“-Todo esto que me cuentas que estás viviendo y que tanto te pesa… ¿con quién lo hablas?
-(Silencio) Con nadie.”
Tenía ganas de escribir algo alegre para compartir que tras un tiempo largo, vuelvo a trabajar de médico de familia: lo que supone para mí el ir aunando mi vocación religiosa y sanitaria, las anécdotas de mi torpeza con el programa informático, los nervios de empezar en un lugar nuevo…
Pero la verdad, esta tarde, siento que lo que me sale es hablar de esa conversación que viví hace unos días en la consulta, y que me impresionó profundamente. Cuánta soledad transmitida en dos palabras. Cuánto de cruz, (llámese enfermedad, problema de relación, miedo a la muerte… -en el fondo el nombre no importa tanto) arrastrada en silencio y sin ayuda.
La sorpresa de su rostro ante la pregunta me hizo ver que debe ser más frecuente de lo que creía que una persona no tenga a nadie para hablar en profundidad. Y a la vez me cuestionó personalmente: ¿Qué haría yo si no tuviera con quién compartir mis penas y preocupaciones, si no tuviera a aquellos que me escuchan y sostienen? ¿Qué persona sería? ¿Agradezco lo suficiente su presencia e mi vida? ¿Valoro la fe que me hace saberme hija y hermana, pase lo que pase, querida, acogida, sostenida?

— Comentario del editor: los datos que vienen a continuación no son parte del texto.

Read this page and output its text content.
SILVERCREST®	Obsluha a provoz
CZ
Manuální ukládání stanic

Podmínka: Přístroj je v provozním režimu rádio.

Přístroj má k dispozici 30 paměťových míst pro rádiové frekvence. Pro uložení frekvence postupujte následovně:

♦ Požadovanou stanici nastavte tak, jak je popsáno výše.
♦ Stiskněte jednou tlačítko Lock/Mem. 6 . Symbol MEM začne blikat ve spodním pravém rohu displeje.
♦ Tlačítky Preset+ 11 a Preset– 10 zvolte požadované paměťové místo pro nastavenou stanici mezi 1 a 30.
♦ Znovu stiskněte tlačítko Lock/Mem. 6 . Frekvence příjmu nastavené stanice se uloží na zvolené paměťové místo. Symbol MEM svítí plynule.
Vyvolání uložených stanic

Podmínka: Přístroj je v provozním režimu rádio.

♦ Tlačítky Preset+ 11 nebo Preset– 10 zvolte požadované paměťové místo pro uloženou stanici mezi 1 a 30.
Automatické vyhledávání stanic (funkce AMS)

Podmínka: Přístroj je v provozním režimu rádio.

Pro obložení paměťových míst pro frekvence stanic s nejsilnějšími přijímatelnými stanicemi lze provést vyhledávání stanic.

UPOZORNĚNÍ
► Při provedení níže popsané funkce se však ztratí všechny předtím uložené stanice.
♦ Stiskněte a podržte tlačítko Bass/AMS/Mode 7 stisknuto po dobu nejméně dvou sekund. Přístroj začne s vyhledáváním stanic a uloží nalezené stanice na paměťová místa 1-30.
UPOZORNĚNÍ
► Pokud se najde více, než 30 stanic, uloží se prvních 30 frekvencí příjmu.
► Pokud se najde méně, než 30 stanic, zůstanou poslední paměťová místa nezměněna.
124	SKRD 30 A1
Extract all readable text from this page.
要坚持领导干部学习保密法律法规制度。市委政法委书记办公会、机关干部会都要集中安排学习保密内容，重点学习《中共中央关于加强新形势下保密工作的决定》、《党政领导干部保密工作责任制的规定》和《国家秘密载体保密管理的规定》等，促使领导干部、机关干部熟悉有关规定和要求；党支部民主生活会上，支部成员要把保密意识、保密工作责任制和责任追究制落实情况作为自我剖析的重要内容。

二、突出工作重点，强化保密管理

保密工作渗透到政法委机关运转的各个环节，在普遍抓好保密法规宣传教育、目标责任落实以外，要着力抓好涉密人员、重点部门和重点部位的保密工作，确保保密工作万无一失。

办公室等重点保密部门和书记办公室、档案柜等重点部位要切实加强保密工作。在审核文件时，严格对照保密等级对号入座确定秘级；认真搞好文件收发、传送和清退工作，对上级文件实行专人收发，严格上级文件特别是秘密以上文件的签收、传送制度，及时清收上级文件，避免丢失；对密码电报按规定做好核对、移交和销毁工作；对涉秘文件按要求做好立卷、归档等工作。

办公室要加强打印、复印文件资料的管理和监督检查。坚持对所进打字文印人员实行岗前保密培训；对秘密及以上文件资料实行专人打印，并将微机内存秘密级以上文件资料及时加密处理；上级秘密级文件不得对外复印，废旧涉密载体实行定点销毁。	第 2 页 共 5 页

Y por otra parte, me lleva a preguntarme: ¿A quién escucho o sostengo yo en mi día a día? ¿A quién me envía Dios? ¿Me pongo “a tiro” de esa escucha, como Jesús,… o mis tareas –siempre importantes y urgentes- me impiden ofrecer mi tiempo (y mi persona) gratis y sin prisas?
Tenemos la llamada y la responsabilidad de cuidarnos unos a otros. Siento que es urgente tejer despacio relaciones cotidianas en las que el otro se sienta acogido, alentado, escuchado,… en casa.